Osprey Point has some interesting rock walls from earlier residents - a pretty impressive feat to think about people building them rock-by-rock, especially given how long they are. We didn’t see any explanation for them so feel free to make up your own story! It was interesting to think about that while these rock walls are near the water now, whomever built them did so far away from any water and in a central Virginia field.
After we finished hiking Osprey Point, we ended up back at the same picnic area and started scanning around for Striper Cove Trail, our next leg. Based on the map, we headed across the street to the area near a playground and spotted a road that continued on behind some wooden fencing (photo below). While there was a ‘do not enter, authorized vehicles only’ sign that threw us off for a moment, I could spot ahead a trail sign for Striper Cove an decided the sign was just for drivers, not walkers. Sure enough, the trail did start here. Some updated signage would be helpful!
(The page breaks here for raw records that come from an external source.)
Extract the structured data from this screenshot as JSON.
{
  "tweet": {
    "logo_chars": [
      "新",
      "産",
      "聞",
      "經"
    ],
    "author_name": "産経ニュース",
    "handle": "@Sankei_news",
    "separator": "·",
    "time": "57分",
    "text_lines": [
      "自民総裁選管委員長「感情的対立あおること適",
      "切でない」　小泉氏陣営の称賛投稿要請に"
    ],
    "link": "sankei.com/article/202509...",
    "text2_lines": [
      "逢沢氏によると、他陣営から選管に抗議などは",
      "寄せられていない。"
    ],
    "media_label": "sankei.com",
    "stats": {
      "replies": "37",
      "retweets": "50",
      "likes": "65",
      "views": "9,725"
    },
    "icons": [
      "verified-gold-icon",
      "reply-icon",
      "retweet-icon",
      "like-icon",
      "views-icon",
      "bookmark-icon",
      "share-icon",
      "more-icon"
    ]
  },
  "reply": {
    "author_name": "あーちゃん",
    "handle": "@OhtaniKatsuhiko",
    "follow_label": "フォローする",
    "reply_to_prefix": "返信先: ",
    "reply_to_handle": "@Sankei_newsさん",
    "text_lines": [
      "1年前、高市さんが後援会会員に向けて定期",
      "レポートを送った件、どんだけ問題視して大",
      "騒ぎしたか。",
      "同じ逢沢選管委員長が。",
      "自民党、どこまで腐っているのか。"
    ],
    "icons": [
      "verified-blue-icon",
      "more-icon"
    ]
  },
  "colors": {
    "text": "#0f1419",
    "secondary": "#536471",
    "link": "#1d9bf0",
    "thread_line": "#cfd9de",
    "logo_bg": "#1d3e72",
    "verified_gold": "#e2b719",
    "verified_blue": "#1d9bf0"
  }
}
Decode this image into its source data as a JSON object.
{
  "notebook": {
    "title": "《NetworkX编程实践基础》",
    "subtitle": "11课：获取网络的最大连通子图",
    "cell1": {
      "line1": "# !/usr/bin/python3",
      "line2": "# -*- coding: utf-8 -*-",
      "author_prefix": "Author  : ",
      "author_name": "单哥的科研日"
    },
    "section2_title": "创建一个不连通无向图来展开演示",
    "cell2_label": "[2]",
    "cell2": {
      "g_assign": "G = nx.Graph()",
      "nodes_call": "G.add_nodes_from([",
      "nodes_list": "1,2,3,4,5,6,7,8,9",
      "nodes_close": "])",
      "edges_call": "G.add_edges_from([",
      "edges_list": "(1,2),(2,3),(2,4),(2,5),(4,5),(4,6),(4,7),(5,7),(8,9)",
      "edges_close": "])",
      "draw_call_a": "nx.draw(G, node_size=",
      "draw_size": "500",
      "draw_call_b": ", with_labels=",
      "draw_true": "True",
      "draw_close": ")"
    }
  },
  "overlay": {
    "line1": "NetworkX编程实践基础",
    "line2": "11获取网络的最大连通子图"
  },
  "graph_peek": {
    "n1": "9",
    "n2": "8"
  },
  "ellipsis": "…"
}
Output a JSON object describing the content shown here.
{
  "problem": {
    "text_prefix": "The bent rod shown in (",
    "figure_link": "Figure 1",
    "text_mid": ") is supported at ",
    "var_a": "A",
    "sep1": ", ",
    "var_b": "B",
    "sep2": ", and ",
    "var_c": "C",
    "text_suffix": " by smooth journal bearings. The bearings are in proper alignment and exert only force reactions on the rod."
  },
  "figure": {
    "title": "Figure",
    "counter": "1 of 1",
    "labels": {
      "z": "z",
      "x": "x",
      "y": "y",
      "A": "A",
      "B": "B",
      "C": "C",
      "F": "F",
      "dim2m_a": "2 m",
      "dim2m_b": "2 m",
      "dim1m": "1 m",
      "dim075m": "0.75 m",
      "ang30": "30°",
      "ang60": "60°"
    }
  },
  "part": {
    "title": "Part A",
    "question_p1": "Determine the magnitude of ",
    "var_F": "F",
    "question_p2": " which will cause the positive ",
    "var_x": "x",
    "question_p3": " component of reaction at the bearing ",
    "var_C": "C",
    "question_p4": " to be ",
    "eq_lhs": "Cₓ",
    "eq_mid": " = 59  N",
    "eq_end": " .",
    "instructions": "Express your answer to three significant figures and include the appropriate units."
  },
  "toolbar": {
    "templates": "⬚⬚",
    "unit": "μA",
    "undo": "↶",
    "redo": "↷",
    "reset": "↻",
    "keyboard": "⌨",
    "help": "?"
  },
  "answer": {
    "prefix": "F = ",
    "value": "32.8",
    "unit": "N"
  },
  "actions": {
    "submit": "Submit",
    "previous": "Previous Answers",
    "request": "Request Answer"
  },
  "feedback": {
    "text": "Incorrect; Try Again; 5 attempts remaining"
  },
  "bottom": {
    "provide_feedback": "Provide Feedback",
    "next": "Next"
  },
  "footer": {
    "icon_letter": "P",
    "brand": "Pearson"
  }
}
Striper Cove meandered a bit along some fingers of the lake and then turned more inland. This was a very different path than the others since the trees had been harvested. There were fields of golden grasses and young trees around us, and we spotted the paw prints of an animal in the bit of mud on the trail. Our guess is that it was from a raccoon or fox based on the size. We ruled out a dog since it seemed to cross in one section of the trail only.
There was a placard explaining the timber harvest as an effort for conservation to more native trees. When the local area was depopulated, most of this land had been agricultural and ended up filled with pine trees, which do not create a healthy diversity of flora. By intentionally clearing small portions of the land at a time, the goal is to allow a more native mix to regenerate and also to space out growth to avoid pest risks like the pine beetle.
walton creek trail - ACCESSIBILITY
The loop trail we took is not accessible; however, the picnic area is easily accessible by car and could be an enjoyable way to experience the area for those with accessibility considerations.